100Gbps DDoS attack takes down Gaming servers with NTP Servers
The New Year begins with a new form of amplified Distributed Denial of Service (DDoS) Attack, a weapon for attackers to bring down websites and servers.

As we have reported two weeks ago that the attackers are abusing the Network Time Protocol (NTP) servers to perform an amplified version of DDoS Attack on various targets across the world.

Earlier this week a number of popular Gaming services, including League of Legends, EA.com and Battle.net from Blizzard were taken down by similar DDoS attack.

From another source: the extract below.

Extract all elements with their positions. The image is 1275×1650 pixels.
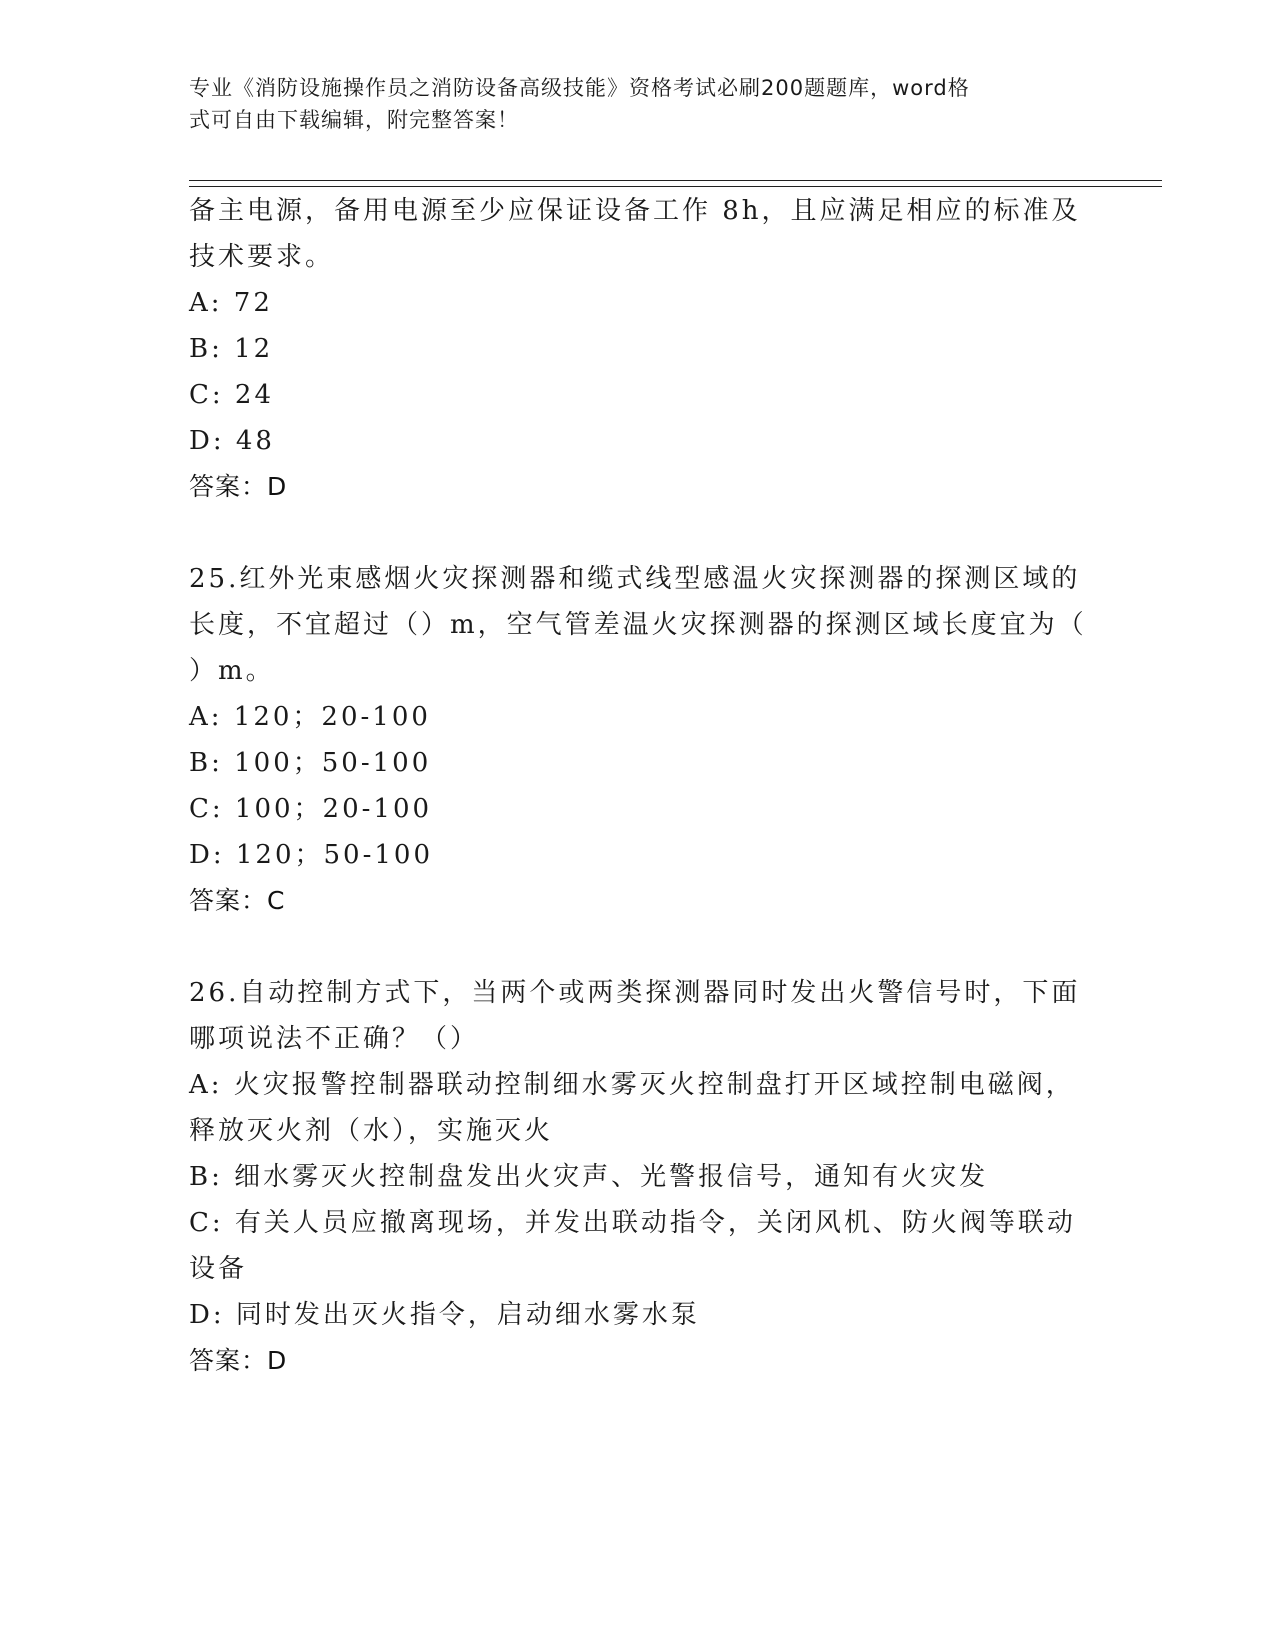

'Network Time Protocol (NTP)' is a distributed network clock time synchronization protocol that is used to synchronize computer clock times in a network of computers and runs over port 123 UDP.

"The attacker sends a small spoofed 8-byte UDP packets are sent to the vulnerable NTP Server that requests a large amount of data (megabytes worth of traffic) be sent to the DDoS's target IP Address. "Security Researcher, Wang Wai detailed in a previous article on 'The Hacker News'.

There are hundreds of open NTP servers available on the Internet that could be abused by an attacker to redirect 100 times bigger responses (packets) to the victims' server than the spoofed request.

As estimated, this technique floods the gaming servers with more than 100Gbps DDoS attack and the average size of these attacks was 7.3 gigabits per second, almost three times the average DDoS attack observed in December.

"If you manage a public NTP server, can fix the issue by updating it to NTP 4.2.7, for which the support of 'monlist' query has been removed in favor of new safe 'mrunlist' function which uses a nonce value ensuring that received IP address match the actual requester." Wang Wai recommended.